The Virginian-Pilot has been all over the latest information on the Phil Hamilton situation. In an article on the front page of Tuesday’s paper (strangely buried on the website here), the cancellation of the ethics probe is causing concern.

Frustrated by the halt to the inquiry, House Minority Leader Ward Armstrong, D-Henry County, said Tuesday that his caucus plans to push a package of ethics reform bills during the upcoming legislative session.

While some of the specific ideas are still being discussed, Armstrong said, one proposal will call for meetings of the ethics panel that are now held in private to be made public

Um, yeah. That would make sense. Or at the least this:

A report of the panel’s work is provided to the person who requested the investigation – in this case, [Speaker of the House Bill] Howell. He said he doesn’t plan to make it public.

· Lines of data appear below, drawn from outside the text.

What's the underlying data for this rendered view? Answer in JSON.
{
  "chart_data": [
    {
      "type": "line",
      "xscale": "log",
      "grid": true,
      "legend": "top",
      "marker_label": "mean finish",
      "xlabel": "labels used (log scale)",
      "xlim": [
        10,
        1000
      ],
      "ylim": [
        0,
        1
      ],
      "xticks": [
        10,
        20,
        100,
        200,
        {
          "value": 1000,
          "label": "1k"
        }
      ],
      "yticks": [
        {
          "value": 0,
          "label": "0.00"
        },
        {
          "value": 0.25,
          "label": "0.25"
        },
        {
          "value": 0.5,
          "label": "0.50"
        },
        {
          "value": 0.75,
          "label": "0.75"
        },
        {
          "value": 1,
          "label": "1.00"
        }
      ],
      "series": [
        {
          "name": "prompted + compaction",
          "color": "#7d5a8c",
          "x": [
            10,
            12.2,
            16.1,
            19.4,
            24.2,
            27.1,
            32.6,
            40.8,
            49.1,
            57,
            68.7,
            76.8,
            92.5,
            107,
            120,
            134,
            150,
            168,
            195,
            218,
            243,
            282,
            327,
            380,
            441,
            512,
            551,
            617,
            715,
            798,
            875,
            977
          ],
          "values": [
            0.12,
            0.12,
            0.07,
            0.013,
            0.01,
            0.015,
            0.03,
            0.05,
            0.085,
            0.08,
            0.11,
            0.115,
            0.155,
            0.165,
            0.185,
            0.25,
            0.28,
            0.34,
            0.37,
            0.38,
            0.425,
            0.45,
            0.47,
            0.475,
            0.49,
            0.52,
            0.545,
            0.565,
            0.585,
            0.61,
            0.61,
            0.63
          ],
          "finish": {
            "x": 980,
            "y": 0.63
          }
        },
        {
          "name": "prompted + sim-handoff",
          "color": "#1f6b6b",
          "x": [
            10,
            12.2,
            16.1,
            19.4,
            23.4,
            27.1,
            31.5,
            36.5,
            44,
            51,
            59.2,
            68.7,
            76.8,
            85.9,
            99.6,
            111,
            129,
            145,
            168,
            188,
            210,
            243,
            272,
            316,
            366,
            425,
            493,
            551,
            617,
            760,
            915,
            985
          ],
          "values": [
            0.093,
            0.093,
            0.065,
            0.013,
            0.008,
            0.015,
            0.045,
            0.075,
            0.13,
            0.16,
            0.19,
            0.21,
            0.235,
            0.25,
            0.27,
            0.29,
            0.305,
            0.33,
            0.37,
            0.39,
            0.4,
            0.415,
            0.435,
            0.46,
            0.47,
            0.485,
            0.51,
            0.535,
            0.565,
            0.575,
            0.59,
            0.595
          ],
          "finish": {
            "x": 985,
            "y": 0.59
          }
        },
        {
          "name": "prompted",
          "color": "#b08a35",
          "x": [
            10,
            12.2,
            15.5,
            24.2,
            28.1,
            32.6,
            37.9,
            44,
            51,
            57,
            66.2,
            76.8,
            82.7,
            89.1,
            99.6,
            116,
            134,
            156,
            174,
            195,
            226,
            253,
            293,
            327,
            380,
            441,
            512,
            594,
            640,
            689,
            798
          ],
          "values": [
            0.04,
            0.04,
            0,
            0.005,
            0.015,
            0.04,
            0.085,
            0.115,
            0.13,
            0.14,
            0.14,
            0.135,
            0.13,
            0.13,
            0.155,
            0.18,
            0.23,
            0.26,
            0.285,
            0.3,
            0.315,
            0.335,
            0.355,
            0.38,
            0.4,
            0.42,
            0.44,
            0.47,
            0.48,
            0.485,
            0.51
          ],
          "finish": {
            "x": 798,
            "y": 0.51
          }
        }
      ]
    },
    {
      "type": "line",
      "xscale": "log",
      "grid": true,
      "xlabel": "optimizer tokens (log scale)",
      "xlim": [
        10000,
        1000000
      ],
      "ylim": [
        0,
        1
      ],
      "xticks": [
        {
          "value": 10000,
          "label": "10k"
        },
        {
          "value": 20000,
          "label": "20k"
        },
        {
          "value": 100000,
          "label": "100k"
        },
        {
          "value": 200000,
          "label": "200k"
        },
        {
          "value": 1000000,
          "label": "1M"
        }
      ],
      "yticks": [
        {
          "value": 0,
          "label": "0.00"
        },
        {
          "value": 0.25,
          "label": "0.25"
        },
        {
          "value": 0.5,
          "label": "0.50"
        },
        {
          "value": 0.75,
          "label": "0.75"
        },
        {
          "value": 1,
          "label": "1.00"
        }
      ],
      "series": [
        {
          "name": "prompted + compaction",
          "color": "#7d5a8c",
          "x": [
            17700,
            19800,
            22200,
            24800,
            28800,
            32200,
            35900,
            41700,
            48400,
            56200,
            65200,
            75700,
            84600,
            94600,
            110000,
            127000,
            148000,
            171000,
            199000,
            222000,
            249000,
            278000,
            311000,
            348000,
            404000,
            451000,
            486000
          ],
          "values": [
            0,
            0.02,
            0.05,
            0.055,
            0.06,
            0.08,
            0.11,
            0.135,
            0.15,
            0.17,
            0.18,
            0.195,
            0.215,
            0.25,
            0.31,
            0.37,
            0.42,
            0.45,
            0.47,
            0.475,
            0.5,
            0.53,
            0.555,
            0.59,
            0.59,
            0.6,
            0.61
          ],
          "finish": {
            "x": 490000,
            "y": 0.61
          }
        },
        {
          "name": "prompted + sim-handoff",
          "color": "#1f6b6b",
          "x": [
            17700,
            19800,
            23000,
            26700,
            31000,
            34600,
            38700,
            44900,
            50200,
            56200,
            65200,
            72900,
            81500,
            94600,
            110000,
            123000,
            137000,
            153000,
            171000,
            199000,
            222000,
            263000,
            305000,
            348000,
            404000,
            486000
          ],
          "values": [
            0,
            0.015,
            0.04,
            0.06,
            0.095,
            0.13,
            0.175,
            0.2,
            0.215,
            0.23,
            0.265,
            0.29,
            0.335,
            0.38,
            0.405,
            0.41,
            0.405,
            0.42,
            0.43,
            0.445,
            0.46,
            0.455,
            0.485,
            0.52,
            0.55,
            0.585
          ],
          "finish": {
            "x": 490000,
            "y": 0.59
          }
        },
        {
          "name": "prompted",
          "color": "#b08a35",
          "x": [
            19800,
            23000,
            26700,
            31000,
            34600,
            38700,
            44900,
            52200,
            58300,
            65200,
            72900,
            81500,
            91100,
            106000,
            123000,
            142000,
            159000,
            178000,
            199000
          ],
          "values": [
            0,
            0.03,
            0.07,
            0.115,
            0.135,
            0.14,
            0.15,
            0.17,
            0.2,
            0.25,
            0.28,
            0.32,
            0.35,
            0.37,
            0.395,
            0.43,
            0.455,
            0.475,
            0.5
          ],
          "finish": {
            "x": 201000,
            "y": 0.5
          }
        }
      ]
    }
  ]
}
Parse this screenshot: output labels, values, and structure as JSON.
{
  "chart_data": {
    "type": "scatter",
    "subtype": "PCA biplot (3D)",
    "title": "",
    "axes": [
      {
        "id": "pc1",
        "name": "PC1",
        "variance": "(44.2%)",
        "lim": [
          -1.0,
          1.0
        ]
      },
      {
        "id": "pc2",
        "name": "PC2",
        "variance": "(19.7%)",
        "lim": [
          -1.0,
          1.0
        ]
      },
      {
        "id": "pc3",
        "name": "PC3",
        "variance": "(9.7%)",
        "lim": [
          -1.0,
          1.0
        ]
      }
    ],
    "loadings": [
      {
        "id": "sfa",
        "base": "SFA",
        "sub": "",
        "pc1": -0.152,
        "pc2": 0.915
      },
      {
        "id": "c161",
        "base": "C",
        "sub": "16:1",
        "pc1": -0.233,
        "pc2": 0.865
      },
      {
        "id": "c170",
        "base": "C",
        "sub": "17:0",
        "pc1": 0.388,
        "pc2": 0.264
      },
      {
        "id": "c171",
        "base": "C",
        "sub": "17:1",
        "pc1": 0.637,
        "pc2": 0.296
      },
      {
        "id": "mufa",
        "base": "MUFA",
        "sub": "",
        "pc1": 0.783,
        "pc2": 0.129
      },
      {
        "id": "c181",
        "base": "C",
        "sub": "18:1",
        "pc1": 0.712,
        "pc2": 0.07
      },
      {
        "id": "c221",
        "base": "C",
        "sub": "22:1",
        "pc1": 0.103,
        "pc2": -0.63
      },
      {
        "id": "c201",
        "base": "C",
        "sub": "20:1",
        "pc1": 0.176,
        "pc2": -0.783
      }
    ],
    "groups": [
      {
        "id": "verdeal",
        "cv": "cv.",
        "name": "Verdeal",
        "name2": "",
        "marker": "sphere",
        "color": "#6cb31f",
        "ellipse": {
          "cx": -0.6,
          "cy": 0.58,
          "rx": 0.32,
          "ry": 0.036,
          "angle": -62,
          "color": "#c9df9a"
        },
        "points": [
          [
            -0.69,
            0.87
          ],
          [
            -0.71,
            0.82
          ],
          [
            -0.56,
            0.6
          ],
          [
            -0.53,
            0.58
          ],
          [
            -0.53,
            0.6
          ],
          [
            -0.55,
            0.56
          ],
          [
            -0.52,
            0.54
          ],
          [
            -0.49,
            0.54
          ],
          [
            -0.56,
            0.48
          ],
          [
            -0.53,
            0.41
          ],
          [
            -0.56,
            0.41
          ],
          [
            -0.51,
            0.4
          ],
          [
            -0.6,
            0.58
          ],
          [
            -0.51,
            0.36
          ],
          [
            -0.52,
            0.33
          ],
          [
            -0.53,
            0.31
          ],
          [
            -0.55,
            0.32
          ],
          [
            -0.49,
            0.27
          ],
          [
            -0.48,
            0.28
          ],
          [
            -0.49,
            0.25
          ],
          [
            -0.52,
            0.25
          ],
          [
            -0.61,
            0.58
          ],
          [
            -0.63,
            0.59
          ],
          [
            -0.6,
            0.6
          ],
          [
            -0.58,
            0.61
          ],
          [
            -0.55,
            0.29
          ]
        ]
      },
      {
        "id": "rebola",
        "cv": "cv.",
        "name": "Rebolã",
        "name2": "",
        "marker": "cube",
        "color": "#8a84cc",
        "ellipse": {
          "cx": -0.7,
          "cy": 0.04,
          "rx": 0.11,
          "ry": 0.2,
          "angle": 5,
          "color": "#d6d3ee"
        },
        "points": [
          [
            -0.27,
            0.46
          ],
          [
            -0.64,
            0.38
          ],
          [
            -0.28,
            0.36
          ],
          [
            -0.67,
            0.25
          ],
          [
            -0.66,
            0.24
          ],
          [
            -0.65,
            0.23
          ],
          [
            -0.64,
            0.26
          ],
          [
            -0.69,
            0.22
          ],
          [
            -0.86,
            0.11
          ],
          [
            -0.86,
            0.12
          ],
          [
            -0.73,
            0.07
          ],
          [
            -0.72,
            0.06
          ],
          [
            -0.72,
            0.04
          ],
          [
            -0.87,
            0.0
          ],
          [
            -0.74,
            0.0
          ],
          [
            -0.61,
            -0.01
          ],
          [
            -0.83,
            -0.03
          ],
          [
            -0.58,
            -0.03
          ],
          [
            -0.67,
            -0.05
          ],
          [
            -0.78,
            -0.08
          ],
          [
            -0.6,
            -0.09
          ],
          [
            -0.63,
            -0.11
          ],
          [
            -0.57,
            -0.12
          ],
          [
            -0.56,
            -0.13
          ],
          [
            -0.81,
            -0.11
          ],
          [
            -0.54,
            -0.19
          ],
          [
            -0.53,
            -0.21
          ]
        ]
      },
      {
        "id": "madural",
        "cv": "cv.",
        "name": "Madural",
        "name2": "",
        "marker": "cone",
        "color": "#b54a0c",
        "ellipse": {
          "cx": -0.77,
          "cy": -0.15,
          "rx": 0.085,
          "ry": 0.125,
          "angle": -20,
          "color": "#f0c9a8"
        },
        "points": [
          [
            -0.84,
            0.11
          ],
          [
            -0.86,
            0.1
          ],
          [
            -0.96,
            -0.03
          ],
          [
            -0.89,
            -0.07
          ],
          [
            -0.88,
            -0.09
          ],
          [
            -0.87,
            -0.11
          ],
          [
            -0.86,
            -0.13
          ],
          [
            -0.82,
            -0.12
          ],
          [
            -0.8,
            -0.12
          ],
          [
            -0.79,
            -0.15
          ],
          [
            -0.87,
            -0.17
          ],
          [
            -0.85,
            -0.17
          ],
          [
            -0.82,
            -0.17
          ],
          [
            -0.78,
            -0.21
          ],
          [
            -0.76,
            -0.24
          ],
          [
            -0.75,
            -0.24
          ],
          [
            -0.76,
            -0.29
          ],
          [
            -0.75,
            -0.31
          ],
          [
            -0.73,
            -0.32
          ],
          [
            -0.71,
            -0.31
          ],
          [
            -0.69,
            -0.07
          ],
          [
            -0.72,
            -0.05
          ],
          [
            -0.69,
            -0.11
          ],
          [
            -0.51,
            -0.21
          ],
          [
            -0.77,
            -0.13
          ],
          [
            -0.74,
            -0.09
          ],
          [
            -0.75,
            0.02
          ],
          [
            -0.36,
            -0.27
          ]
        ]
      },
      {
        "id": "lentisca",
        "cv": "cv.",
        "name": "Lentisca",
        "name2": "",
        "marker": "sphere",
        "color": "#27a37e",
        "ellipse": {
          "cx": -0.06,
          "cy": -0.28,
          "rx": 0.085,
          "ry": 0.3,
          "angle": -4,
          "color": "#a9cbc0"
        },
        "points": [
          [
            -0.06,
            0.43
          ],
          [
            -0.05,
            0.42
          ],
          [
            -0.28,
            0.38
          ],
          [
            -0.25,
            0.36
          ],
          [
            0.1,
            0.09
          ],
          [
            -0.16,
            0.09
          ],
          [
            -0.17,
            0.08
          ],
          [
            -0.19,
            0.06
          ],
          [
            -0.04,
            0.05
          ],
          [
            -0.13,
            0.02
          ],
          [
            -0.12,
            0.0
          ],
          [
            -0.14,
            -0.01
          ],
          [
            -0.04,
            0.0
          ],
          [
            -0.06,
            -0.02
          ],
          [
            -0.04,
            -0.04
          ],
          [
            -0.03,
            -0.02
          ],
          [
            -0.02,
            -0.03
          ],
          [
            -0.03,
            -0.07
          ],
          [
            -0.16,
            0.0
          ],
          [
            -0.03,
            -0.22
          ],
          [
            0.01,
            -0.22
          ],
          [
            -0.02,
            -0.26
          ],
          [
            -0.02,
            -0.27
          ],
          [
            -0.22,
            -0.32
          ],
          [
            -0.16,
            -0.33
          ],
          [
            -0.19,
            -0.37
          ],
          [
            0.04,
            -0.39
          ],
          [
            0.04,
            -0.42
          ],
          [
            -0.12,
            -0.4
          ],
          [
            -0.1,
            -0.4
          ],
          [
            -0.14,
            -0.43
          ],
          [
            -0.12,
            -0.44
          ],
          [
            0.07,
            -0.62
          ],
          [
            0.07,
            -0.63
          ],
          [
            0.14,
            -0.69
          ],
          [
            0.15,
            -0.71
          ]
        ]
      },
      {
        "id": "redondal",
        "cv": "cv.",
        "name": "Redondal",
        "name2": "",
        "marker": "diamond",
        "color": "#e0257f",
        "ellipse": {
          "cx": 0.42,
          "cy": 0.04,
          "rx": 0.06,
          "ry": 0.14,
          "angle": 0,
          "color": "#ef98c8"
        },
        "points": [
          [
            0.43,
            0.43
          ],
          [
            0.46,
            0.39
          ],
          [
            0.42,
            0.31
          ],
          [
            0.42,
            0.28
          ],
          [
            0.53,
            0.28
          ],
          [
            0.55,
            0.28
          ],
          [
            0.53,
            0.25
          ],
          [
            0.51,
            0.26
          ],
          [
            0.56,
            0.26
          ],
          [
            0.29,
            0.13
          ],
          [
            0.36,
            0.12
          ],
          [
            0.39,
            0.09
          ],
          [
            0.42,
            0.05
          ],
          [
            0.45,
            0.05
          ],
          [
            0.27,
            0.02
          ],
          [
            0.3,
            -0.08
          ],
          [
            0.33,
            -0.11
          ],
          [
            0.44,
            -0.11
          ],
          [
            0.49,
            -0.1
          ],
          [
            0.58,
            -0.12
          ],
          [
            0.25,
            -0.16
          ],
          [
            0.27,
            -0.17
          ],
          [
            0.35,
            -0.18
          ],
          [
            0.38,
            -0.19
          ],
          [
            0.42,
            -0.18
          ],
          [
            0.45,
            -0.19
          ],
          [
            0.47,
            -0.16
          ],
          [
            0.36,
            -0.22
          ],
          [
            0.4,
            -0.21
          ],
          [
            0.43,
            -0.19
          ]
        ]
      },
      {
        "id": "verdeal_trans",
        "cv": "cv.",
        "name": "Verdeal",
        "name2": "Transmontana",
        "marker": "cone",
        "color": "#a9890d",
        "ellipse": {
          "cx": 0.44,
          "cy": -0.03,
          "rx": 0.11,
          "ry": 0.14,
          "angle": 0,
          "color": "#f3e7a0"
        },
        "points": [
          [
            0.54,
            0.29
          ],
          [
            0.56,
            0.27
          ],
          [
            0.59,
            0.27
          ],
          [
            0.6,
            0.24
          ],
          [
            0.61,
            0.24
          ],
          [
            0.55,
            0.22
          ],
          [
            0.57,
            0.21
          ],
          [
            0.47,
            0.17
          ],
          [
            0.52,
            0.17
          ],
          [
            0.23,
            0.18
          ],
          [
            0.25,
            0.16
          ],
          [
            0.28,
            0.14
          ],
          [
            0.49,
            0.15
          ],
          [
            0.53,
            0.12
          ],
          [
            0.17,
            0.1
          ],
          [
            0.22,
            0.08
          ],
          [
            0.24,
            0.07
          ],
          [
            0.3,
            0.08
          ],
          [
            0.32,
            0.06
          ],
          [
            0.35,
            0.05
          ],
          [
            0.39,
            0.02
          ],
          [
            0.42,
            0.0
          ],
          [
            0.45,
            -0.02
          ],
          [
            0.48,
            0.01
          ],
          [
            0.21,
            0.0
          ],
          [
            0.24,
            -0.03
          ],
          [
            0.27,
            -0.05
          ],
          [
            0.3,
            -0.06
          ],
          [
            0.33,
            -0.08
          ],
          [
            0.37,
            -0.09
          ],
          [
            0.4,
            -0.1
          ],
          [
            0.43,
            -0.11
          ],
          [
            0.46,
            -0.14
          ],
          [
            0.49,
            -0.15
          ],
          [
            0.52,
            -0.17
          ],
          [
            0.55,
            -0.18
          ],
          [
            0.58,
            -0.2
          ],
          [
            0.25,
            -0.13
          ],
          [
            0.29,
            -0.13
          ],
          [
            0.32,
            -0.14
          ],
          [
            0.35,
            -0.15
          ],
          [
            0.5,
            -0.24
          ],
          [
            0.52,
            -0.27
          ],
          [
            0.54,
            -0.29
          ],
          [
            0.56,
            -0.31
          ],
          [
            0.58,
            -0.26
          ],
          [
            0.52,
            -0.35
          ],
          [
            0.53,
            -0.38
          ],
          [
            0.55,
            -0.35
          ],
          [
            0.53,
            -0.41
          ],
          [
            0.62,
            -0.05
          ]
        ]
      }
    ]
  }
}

We should keep the pressure on Mr. Howell. The report should be public.

Of course, I happen to agree with the editorial board: the probe should continue. Even The Daily Press, who endorsed Hamilton for re-election, finds the cessation of the ethics investigation “regrettable.”

A single line in the Pilot article mentioned something intriguing:

Last month, the clerk for the House of Delegates turned over documents related to Hamilton in response to a federal subpoena.

The details of this are in this Washington Post blog post:

House Clerk Bruce Jamerson said today that he received a subpoena for Hamilton’s economic interest forms, travel vouchers and documents relating to the Old Dominion University teaching center where Hamilton secured a job.

The subpoena was hand-delivered Sept. 22. Documents were to be made available by Oct. 21 — the next meeting date of the federal grand jury, according to Jamerson.

How come this didn’t come out during the election? It certainly would have been useful to know, even if it wouldn’t have changed the election results. I doubt if the reporters covering the General Assembly would have kept this information quiet so someone – and I’m not pointing a finger at Jamerson here – made the decision to do so. That they would go to those lengths to keep this under wraps until now should scare all of us: what else are they, our elected representatives, keeping from us?

“Sunshine is the best disinfectant,” according to Justice Lewis Brandeis. Let the sun shine in on the Hamilton investigation.

UPDATE: Gov. Kaine says the investigation should continue. Funny – he used the same Brandeis quote as I did.